ORLANDO — The city of Ottawa has announced a new plan to pilot Microsoft’s Power Virtual Agent to increase the accessibility of its 311 services.

Built in collaboration with Microsoft, Ottawa will begin piloting its new 311 AI chatbot in the first quarter of 2020. Users will be able to enter questions about the city’s services and receive immediate answers in a conversational format.

“We will progressively cover more and more topics over time,” said Marc Rene de Cotret, director of service transformation for the City of Ottawa, to IT World Canada. “Eventually, I could see us migrate into more task-based things like maybe filling out an application for your permit or license.”

Microsoft CEO Satya Nadella announced the Virtual Power Agent in his opening keynote at the Microsoft Ignite event in Orlando. As a no-code/low-code development tool, Virtual Power Agent allows anyone with little to no development experience to create their own chatbot.

Using artificial intelligence, Virtual Power Agent would attempt to guess the developer’s intentions and provide the most relevant information to its users based on limited sets of criteria. The system is designed to self-improve over time based on customer feedback, which is why Ottawa heavily urges its citizens to participate in the pilot program.

During the piloting phase, it will be used to answer questions about waste diversion and collect citizen feedback to improve the chatbot.

Marc Rene de Cotret, director of service transformation for the city of Ottawa. Photo credit: Mike Gifford

 

The initial rollout will be deployed as a chatbot built on the Microsoft Bot Framework. The chatbot will transition over to the Power Virtual Agent once a bilingual version is complete.

While citizens will only be able to access the chatbot through Ottawa’s 311 website at launch, Rene de Cotret said the city isn’t discounting the possibility of a mobile version.

“We very, very much want citizens to be part of that process of testing and helping us evolve the channel…And then over time, we would look at the various channels and make that available once we understand the kind of technology they want to consume it [on].”

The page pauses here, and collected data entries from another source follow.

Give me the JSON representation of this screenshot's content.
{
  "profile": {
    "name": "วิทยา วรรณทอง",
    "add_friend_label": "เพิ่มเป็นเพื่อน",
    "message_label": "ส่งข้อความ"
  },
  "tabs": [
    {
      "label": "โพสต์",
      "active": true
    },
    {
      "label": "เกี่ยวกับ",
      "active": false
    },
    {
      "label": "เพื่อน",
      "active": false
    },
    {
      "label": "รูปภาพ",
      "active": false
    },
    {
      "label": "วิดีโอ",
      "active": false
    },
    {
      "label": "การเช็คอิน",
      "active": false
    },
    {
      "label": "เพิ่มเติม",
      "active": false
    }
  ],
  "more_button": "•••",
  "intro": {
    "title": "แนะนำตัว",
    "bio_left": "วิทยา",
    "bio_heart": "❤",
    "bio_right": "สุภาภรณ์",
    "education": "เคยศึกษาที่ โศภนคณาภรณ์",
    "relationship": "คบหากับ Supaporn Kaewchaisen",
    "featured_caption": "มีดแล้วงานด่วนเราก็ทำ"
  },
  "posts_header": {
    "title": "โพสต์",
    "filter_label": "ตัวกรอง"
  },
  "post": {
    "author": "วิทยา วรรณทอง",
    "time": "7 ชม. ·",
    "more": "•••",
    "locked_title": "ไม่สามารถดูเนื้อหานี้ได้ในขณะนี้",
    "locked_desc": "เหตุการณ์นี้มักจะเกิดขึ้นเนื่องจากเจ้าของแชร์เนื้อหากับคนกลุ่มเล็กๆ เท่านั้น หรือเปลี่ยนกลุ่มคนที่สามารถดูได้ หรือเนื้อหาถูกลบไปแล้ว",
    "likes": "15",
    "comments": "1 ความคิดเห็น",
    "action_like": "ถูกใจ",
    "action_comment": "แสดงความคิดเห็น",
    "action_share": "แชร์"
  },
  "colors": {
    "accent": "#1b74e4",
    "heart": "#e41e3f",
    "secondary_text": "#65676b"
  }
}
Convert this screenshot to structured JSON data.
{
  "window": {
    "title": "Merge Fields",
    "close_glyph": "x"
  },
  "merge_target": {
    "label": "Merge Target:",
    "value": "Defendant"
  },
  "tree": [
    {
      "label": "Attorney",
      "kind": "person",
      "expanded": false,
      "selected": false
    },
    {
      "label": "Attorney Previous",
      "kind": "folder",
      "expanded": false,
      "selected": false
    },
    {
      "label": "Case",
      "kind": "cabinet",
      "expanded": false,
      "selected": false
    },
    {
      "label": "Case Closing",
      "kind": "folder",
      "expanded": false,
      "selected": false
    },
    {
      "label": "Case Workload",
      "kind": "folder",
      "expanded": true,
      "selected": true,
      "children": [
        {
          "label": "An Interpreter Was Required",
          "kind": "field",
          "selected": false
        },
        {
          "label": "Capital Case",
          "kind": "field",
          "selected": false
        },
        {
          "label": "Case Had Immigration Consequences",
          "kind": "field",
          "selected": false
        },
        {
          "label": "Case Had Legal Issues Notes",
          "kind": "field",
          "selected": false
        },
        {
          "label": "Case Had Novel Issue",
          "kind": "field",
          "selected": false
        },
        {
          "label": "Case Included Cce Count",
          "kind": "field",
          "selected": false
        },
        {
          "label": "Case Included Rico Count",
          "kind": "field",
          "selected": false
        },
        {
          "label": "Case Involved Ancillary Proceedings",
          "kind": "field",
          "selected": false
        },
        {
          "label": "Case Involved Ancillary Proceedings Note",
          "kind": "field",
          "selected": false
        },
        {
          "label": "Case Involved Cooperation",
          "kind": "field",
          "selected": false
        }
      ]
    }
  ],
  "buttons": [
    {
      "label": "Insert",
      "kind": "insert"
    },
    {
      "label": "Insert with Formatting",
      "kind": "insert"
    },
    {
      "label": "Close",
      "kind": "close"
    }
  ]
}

Instead of replacing humans, the new virtual agent will complement the existing 311 access channels. Rene de Cotret emphasized that the goal of the new virtual agent is to resolve simple questions from 311 call centers.

“You can have a big spike in calls coming into 311. Having a virtual agent dealing with inquiries can help us mitigate that to some extent…And then we’d have another kind of solution as part of our toolkit so that we can allow agents to deal with more complex cases. In an emergency management situation, you want your agent to be handling not simple inquiries, but complex cases,” explained Rene de Cotret.

The new chatbot would also provide less friction for people who don’t want to speak to a live person to find out information.